●『三人の中の一人』 S・A・ステーマン 番町書房 読了。
こいつはケッサク。漢字で書く「傑作」ではなく、片仮名で書くニュアンスである。素っ頓狂な展開の中に、意外なほど濃密なミステリ・スピリットが詰め込まれている。
数々の外連味がなかなか楽しい。まず初っ端は密室殺人で読者のご機嫌をうかがう。お次はヴァン・ダインを引き合いに出して事件に対して論理的検討を試み、犯人は身長二メートル四十センチの巨人だという結論を持ち出してみせる。さらになんと、(伏字)に至っては、それはひょっとしてギャグで言っているのか? と思ってしまう。さらにさらに、身長ネタは意外な発展を見せて読者を翻弄する。もうこれだけで満腹である。探偵役の人物は、新たなデータが手に入れば推理の結果を変更するのは当然だと主張して、自らの推理を途中で何度もひっくり返してしまう。
漢字で書く傑作とは言い難いその訳は。密室の謎はびっくりするくらいあっけなく処理されてしまう。全般的に情報提示の段取りが心細く、探偵が読者に伏せられた手掛かりで推理する場面が何度も出てくる。途中でいきなり(伏字)が登場するなんて展開は、なんだこれ? と思う。本気で謎解きミステリを書こうとしたのか、疑問に思えてしょうがないのだが。書きっぷりは真面目だけれども、もしかしてステーマンって、真面目な顔で冗談を言うタイプの作風だったりして。

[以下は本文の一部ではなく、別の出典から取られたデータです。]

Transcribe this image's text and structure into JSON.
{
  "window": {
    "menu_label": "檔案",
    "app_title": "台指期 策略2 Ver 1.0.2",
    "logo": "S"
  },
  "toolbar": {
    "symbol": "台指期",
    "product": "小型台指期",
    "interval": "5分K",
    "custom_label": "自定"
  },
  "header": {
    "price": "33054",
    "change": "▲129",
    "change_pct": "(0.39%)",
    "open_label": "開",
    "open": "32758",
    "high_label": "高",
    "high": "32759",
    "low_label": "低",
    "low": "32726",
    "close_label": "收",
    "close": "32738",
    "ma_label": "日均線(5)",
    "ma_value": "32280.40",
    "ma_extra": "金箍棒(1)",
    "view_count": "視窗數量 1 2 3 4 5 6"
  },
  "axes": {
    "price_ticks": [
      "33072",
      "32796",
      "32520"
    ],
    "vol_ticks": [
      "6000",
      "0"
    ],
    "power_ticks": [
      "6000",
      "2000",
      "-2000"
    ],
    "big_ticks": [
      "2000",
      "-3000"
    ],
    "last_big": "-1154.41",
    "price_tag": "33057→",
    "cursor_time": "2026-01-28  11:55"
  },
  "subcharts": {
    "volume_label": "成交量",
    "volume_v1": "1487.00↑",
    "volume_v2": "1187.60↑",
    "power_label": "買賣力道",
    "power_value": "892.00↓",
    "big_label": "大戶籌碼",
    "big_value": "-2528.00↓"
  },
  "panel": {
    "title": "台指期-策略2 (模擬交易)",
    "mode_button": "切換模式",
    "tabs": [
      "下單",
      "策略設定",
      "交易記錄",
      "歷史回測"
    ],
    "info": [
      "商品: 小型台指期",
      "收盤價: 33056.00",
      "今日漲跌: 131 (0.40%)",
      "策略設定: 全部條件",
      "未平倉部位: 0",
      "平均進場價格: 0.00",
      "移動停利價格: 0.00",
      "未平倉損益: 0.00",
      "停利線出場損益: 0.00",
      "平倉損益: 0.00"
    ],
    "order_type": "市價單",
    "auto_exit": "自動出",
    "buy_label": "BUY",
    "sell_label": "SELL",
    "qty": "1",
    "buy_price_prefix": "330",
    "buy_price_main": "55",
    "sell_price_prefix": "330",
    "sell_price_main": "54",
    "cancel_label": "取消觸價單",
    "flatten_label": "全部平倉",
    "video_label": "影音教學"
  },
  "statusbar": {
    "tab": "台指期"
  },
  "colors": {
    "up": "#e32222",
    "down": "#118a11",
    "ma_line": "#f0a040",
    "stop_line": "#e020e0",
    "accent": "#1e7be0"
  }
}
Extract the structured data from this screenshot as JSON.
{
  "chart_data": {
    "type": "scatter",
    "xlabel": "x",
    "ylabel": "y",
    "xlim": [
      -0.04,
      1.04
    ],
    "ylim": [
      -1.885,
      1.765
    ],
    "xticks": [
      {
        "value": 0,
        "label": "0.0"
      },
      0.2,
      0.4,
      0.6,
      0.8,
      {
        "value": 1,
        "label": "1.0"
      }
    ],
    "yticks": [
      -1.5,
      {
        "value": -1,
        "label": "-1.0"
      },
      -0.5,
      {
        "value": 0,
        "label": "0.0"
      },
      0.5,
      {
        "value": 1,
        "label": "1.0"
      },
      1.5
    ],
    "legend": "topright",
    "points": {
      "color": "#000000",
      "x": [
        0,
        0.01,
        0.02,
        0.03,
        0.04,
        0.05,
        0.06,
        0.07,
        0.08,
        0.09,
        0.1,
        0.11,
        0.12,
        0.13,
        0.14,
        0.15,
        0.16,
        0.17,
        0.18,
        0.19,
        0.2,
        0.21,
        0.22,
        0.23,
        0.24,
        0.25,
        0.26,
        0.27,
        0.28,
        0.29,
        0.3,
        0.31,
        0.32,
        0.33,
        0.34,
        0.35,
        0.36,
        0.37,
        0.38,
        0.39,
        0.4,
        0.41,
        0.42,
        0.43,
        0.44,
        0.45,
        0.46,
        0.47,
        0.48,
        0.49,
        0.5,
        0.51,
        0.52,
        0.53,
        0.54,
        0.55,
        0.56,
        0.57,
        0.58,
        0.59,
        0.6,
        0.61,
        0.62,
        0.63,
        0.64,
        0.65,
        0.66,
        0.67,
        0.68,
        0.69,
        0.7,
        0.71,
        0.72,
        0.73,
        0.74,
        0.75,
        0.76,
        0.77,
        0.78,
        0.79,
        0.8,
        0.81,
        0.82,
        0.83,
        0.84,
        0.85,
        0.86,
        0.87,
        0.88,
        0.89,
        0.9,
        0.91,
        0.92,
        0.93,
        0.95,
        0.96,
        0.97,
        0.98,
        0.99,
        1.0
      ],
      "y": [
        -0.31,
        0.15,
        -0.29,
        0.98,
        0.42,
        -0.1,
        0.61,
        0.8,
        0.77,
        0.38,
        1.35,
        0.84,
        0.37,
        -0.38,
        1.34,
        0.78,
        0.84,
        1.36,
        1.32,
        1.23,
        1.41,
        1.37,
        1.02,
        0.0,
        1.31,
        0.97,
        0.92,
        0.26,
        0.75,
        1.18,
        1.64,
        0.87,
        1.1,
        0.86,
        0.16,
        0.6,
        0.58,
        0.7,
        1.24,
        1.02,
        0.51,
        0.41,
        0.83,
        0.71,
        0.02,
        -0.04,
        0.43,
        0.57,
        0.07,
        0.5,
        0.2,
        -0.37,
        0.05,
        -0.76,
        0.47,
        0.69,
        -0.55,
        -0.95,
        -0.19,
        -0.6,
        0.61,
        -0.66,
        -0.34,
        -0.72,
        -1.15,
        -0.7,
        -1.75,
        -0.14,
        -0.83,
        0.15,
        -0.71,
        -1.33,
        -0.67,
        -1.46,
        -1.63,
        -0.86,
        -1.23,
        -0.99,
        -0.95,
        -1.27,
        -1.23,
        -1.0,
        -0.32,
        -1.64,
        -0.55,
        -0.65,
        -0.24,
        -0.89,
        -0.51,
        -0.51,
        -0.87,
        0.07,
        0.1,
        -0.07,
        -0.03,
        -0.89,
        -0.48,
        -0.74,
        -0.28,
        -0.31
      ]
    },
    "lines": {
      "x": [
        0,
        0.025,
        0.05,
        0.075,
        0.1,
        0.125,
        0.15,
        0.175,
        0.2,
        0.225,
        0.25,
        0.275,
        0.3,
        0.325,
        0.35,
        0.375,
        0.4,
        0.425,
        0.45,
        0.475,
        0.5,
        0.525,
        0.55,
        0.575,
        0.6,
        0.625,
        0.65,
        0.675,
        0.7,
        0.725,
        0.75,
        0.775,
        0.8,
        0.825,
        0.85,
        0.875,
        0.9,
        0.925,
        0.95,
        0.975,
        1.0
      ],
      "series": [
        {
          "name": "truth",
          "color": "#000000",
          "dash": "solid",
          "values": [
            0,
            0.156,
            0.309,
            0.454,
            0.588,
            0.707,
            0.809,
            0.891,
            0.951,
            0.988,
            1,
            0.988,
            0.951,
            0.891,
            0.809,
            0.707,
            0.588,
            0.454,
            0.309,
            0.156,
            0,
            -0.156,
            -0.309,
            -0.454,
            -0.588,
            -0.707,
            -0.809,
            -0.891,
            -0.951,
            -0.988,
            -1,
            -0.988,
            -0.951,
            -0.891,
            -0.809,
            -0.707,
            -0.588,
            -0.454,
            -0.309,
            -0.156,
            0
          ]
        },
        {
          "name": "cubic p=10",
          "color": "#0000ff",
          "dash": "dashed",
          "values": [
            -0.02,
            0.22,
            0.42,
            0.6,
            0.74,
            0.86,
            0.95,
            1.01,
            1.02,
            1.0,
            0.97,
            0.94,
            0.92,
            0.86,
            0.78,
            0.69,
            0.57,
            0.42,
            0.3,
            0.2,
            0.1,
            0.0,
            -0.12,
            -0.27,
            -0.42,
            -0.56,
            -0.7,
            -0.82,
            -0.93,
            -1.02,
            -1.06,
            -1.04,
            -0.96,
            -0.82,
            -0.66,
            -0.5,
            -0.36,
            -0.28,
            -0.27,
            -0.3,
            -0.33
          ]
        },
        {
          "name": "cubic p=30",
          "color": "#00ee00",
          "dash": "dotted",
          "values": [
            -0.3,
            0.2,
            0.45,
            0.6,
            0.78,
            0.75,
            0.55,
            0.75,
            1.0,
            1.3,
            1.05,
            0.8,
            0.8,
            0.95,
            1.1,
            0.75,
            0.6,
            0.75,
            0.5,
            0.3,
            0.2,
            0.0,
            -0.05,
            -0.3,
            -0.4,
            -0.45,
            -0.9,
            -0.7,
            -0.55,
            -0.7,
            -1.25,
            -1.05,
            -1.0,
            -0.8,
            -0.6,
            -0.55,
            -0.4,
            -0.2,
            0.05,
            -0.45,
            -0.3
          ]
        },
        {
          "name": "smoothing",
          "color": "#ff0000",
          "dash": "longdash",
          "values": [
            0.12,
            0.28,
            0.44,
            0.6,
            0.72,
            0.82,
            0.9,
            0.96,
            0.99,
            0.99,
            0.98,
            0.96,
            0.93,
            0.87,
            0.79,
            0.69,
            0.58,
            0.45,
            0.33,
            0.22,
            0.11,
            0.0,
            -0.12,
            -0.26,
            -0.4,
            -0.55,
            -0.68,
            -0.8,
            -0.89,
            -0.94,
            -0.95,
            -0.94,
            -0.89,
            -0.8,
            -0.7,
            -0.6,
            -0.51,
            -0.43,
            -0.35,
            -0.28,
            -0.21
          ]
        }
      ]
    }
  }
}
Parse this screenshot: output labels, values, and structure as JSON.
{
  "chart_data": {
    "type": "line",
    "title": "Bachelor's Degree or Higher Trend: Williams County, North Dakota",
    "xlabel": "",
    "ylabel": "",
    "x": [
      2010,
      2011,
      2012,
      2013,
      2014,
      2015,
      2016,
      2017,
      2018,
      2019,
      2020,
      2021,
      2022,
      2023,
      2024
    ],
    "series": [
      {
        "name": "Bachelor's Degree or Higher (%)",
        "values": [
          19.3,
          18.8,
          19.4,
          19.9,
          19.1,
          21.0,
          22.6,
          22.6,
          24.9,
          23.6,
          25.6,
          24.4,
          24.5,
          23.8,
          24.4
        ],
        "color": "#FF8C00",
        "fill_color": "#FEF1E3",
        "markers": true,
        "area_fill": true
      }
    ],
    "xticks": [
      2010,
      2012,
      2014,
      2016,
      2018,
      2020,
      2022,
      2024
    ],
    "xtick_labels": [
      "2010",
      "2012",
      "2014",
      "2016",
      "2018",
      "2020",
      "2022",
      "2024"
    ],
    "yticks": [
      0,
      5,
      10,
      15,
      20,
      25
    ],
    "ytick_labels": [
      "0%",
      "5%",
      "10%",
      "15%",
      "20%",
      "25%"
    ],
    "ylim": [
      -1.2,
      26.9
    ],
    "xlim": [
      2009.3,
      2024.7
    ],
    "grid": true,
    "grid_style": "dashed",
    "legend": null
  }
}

以前『マネキン人形殺人事件』を読んだ時にも感じたことだが、ステーマンのこの微妙なズレ具合はなんなのだろう。おかげで、作者がおそらく意図していないであろう不思議な可笑しさが醸し出されている。傑作としてミステリ史に残るかどうかは定かでないが、ケッサクとして読む者の記憶に残る作品。
●依頼していた横溝関連の複写文献が届いた。
国会図書館から「蝋の首」と「消すな蝋燭」の、神奈川近代文学館から「本陣殺人事件」の、それぞれ初出テキストである。国会図書館からは他に「靨」の複写も届いているが、喉の部分が読めなくてどうしようもないので、考慮しないことにする。